Bagosora était jugé depuis avril 2002 avec trois autres responsables de
l'armée rwandaise. L'un d'entre eux, le général Gratien Kabiligi, commandant
des opérations militaires, a été acquitté. Les deux autres, le major Aloys
Ntabakuze, ex-commandant du bataillon de parachutistes, et le
lieutenant-colonel Anatole Nsengiyumva, responsable des opérations
militaires dans la région de Gisenyi, ont également été condamnés à la
perpétuité, la peine la plus importante admise par les Nations unies.

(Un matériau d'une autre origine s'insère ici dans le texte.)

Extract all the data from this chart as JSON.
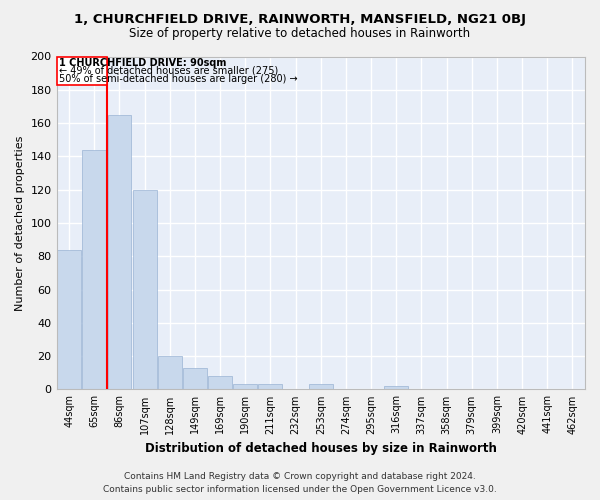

Les trois condamnés, détenus depuis plus de dix ans, ont dès la fin de
l'audience dit leur intention de faire appel et leurs avocats se sont
montrés confiants. Me Peter Erlinder, avocat de Ntabakuze a souligné que sur
45 faits reprochés à son client seuls 3 avaient entraîné sa condamnation.
Raphael Constant a, en première réaction, estimé que ce jugement « remettait
en cause l'historiographie du Rwanda ».
Pour sa part, le représentant du Rwanda, Aloys Mutabingwa, a estimé que la
justice a été rendue pour ce qui est de Bagosora, Nsengiyumva et Ntabakuze.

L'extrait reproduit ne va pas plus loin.